The dreaded newbie posts...

         

Peter_R

5:58 pm on Dec 2, 2002 (gmt 0)



Here's my story...

Once upon a time I had three domain names pointing to the same server space. They were completely unrelated sites and I used a script to send the innocent visitor to the appropriate site's sub folder. (I just found it easier to manage my three sites on one server. Bad baaad mistake folks!)

Google didn't like that very much and lumped all the sites together in the SERPs. Result: Chaos and Confusion. So six months ago, I switched the most important site to a new host.

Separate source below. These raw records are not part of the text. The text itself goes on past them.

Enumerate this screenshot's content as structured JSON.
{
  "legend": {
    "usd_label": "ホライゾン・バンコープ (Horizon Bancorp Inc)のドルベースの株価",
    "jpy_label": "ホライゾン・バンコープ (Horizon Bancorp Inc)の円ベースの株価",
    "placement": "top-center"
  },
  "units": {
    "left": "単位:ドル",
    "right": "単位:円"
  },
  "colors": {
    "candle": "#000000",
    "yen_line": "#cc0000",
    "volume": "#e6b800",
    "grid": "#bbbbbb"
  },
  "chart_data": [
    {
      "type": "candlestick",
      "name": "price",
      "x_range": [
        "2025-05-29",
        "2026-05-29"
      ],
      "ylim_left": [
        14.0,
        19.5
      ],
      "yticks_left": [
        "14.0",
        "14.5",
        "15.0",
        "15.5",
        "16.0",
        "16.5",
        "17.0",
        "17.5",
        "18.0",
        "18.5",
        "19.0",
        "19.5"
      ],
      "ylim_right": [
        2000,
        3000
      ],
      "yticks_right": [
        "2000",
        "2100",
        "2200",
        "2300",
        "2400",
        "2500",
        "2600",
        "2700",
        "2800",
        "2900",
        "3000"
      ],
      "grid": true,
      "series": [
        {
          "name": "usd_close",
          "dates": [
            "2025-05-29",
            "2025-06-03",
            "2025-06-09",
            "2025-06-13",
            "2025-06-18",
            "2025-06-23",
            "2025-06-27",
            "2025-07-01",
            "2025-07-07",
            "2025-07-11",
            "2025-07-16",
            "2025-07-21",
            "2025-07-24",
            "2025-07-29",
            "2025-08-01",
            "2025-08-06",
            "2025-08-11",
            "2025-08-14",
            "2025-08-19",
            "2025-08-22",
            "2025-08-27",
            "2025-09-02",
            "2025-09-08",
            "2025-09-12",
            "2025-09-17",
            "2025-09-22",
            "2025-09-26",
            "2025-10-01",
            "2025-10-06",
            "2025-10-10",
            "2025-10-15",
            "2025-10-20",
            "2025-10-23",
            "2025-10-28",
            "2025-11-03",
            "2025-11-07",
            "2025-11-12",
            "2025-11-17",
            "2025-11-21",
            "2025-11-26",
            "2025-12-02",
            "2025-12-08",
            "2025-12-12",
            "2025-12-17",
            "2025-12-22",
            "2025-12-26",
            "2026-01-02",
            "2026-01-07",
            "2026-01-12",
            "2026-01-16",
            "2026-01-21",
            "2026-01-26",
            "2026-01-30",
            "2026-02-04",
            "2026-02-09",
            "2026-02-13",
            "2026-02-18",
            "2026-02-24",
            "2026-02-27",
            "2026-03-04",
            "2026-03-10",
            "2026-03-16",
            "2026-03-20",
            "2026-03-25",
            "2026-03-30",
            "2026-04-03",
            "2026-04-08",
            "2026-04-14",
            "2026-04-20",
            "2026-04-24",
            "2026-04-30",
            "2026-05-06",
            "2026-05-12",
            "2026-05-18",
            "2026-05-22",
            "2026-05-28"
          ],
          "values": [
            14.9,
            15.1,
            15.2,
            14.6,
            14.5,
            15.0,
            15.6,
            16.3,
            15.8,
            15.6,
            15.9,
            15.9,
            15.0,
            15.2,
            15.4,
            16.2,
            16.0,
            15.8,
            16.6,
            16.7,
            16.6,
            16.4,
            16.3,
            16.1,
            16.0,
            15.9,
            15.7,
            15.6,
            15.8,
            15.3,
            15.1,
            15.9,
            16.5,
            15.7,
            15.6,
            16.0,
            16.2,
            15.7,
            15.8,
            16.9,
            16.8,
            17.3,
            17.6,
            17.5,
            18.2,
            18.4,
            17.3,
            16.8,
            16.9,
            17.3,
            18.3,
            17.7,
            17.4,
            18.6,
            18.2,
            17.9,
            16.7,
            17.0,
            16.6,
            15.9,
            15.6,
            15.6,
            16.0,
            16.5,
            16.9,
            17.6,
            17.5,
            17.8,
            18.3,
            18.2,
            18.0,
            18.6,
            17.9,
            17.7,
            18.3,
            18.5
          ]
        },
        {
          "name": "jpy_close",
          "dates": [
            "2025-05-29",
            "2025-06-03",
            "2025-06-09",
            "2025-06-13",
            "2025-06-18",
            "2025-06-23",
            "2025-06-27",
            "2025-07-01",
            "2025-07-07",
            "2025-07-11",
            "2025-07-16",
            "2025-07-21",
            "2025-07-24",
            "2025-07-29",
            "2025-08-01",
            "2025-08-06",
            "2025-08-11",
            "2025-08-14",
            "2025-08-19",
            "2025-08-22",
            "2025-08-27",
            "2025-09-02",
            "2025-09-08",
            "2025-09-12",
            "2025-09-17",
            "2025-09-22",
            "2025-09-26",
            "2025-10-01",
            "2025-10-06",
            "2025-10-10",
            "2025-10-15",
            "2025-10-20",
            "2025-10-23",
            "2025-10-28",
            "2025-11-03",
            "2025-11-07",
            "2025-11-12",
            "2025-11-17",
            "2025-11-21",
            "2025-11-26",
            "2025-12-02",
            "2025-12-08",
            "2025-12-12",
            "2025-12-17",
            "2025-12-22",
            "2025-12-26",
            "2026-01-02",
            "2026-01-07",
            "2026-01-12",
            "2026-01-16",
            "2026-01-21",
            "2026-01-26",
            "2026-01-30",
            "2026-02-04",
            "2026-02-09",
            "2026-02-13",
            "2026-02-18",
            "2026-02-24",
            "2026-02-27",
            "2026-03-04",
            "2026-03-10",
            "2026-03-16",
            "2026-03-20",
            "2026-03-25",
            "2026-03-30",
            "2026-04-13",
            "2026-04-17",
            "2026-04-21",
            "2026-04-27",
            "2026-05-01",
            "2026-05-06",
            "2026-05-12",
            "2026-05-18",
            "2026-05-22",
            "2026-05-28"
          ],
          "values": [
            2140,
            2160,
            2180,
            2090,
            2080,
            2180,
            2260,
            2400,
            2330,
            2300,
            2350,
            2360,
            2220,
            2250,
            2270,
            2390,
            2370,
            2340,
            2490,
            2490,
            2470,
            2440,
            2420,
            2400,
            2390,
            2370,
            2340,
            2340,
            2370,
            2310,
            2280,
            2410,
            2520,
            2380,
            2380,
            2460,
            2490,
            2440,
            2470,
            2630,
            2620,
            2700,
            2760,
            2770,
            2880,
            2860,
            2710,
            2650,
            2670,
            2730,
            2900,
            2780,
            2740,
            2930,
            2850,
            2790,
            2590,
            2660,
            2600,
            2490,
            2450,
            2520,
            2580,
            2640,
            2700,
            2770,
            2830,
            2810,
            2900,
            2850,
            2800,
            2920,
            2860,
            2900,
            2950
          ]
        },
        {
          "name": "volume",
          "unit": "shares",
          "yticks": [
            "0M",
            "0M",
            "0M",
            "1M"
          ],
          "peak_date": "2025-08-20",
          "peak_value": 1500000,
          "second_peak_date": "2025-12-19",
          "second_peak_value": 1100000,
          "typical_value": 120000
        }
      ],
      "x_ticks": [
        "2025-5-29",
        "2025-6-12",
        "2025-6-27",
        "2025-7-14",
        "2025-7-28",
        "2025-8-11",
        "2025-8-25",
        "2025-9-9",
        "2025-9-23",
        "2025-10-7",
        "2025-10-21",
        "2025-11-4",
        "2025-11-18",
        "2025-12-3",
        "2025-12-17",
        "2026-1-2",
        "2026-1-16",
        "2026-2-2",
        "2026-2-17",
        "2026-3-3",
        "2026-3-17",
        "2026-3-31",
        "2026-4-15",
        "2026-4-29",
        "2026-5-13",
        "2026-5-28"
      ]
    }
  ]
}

The DNS changed, the physical site location changed, and I sat back to wait for Google to pick up the site's brand new independent IP.

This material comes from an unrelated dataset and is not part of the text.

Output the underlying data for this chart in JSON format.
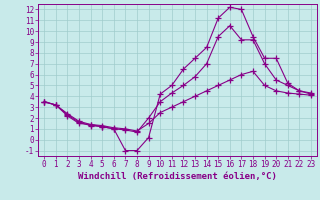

Six months later, I'm still waiting...

Google still thinks that all three URLs point to the same IP. Result: my most important site has now vanished into the ether. I've been forced to duplicate half of it on the old server just to get it mentioned in the SERPs. :(

Before you ask, the old site has a decent PR and the strangely invisible new one has many quality incoming links. So why is Google giving me the HG Wells treatment? Is my new server blacklisted? Is there a prob with my DNS?

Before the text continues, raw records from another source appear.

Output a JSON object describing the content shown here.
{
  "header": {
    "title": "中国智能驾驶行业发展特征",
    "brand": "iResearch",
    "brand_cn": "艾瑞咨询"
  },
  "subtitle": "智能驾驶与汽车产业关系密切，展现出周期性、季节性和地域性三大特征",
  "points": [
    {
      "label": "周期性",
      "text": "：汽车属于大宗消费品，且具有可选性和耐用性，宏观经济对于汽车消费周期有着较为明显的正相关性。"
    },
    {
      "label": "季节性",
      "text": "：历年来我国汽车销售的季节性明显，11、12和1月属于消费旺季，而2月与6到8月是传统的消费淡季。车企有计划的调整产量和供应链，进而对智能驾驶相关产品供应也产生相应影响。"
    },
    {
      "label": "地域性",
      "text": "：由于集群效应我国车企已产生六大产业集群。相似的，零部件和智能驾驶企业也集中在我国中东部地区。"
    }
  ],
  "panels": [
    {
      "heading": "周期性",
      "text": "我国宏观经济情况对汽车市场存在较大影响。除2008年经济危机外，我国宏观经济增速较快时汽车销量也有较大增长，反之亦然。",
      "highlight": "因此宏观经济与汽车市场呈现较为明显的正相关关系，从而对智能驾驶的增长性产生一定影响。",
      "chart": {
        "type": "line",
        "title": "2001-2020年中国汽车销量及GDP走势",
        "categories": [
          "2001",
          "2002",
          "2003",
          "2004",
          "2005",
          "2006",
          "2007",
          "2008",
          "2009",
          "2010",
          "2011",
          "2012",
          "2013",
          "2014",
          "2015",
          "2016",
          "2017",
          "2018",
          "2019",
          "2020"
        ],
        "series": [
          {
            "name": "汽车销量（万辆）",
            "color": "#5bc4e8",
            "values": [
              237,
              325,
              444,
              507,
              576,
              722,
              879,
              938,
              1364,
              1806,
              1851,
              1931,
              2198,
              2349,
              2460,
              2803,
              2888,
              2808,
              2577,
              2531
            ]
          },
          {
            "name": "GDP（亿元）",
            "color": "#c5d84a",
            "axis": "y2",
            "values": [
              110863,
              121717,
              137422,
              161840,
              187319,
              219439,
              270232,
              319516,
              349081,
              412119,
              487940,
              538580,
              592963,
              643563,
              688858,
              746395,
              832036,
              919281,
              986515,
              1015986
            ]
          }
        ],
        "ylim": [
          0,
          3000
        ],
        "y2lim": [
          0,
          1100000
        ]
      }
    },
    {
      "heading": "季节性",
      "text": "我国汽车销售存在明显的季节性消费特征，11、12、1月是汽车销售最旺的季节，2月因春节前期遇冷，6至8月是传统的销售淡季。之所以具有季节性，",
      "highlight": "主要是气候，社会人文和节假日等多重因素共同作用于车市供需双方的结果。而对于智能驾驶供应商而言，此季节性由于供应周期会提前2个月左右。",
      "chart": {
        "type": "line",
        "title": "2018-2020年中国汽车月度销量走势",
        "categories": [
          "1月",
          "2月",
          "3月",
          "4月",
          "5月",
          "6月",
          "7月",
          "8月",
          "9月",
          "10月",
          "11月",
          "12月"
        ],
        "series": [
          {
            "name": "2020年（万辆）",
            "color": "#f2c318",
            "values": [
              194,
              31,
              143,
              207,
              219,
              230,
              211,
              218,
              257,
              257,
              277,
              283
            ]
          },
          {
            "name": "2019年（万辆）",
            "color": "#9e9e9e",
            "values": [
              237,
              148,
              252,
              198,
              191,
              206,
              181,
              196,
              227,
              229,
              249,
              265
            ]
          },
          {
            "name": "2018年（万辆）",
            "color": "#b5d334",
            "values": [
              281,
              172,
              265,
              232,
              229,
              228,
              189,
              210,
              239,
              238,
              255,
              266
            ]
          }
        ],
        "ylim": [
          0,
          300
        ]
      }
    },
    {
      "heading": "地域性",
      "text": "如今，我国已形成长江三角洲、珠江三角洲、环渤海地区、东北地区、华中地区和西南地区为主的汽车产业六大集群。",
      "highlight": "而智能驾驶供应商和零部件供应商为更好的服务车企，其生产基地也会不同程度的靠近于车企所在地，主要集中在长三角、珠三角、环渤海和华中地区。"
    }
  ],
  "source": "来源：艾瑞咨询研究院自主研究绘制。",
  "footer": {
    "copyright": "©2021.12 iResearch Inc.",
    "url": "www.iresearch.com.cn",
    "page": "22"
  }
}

Waaahhhhh! Someone help me!

;-Peter

Ajack

10:53 pm on Dec 2, 2002 (gmt 0)

10+ Year Member



So that you do not feel alone, here is what happened to me:

I had website.com and web-site.com pointing to the same site, with only website.com in Google, nice rankings.

One fine day, Googlebot found web-site.com and decided that there was some duplication, but instead of dropping web-site.com, they dropped website.com with all the nice PRs...

I have tried to permantly redirect web-site.com to website.com and even to kill web-site.com, but nothing works, and today I only have 2 pages indexed with 0 PR...

It's been 6 month as well..

I wish that their spider was able to properly process the permanant redirection as they say if should.